The long-whiskered owlet is one of the world's smallest owls. It is 13 to 14 cm long; three individuals weighed an average of 48 g. Only the heavier Tamaulipas pygmy owl and the lighter elf owl are of a similar diminutive length. The sexes are alike. Their face has a dull cinnamon brown ruff around the eyes and buffish white "eyebrows". The ruff's outer feathers are long and thin and project beyond the face, the feature which provides the species' English name. Their crown, nape, and upperparts are brown with tiny dull black bars. Their tail is dull brown. Their wing is mostly brown with some white spots; their primaries and primary coverts are black with variable amounts of pale brown and white. The lower part of their nape has large white spots and the sides of their neck have small whitish spots. Their throat is buffish white, their upper breast brown with tiny black bars, and the rest of their underparts brown with increasing amounts of white among the black which give a salt-and-pepper appearance. Their iris is amber, their bill greenish gray with a yellowish tip and pinkish gray cere, and their legs and feet pink.
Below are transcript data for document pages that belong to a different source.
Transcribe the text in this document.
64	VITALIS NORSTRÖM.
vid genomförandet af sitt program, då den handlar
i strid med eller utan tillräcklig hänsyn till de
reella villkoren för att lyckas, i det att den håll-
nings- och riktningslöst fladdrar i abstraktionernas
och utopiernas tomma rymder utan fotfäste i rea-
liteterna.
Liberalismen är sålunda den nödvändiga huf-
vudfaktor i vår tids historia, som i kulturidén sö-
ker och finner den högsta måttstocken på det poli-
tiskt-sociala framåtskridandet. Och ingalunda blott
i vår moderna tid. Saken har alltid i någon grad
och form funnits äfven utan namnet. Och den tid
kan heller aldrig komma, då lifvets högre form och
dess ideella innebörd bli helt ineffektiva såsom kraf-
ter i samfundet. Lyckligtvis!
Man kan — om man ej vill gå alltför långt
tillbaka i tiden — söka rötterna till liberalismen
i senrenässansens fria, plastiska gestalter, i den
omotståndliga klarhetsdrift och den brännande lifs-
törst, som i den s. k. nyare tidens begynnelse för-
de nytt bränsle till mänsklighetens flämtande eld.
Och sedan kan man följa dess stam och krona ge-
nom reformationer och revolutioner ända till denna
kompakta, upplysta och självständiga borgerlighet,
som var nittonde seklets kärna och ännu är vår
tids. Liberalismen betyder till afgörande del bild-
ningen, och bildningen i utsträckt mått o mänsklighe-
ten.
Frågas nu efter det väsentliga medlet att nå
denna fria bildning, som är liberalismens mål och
==Distribution and habitat==

The long-whiskered owlet is found in the Andes of northern Peru. All of the known locations are near the site where it was discovered, Abra Patricia (a pass on the border of Amazonas and San Martín departments) and further west in Amazonas at La Esperanza, in the Cordillera Colán, and in a few other sites. It inhabits humid montane forest and elfin forest. The original authors described the area at Abra Patricia as fog-shrouded and heavy with moss, bromeliads, epiphytes, and other vegetation above a forest floor with a thick layer of humus. It contained dense thickets of Chusquea bamboo, palms, and tree ferns. As of 2010 it was known at elevations between 1900 and 2400 m; since then additional discoveries extended its upper limit to 2600 m. Lane and Angulo suspect that the species may be more widespread than known because similar habitat is found elsewhere in the general region, and they suggest extensive surveys be made in new areas.

==Behavior==
===Movement===

The long-whiskered owlet is a year-round resident throughout its range.

===Feeding===

The long-whiskered owlet's diet and feeding behavior have not been described. However, one specimen's stomach contained insect remains.

===Breeding===

Nothing is definitely known about the long-whiskered owlet's breeding biology. Specimens collected between late July and October showed no physiological signs of active breeding, so it is hypothesized that the species breeds between November and June.

===Vocalization===

What is thought to be the long-whiskered owlet's primary song is "a single, slightly hoarse, hoot, rising then falling slightly in pitch: whoOOo...apparently given in a series of 4–6 notes/min." "It may also give a rapid, low-pitched trill, which is rarely heard."

==Status==

The IUCN originally in 1988 assessed the long-whiskered owlet as near threatened, then in 2000 as endangered, and since 2020 as vulnerable. It is known from fewer than 15 sites within a restricted range and has an estimated population of between 250 and 1000 mature individuals. The population is believed to be stable. The principle threat is clearance of its habitat for timber, agriculture, and mining though as of 2018 "[h]abitat loss within the range has however been negligible over the past ten years, not causing any population declines". Lane and Angulo "suspect that the heart of the distribution of the Long-whiskered Owlet is likely to be protected...by the Aguaruna [indigenous community] and the sheer inhospitable geography" of the area. Several private protected areas such as Copallin, Hierba Buena-Allpayacu, and Abra Patricia-Alto Nieva have records of the species. The American Bird Conservancy and its Peruvian partner Asociación Ecosistemas Andinos (ECOAN) established the Abra Patricia Reserve in 2005 to protect the owlet and other threatened species of birds and mammals.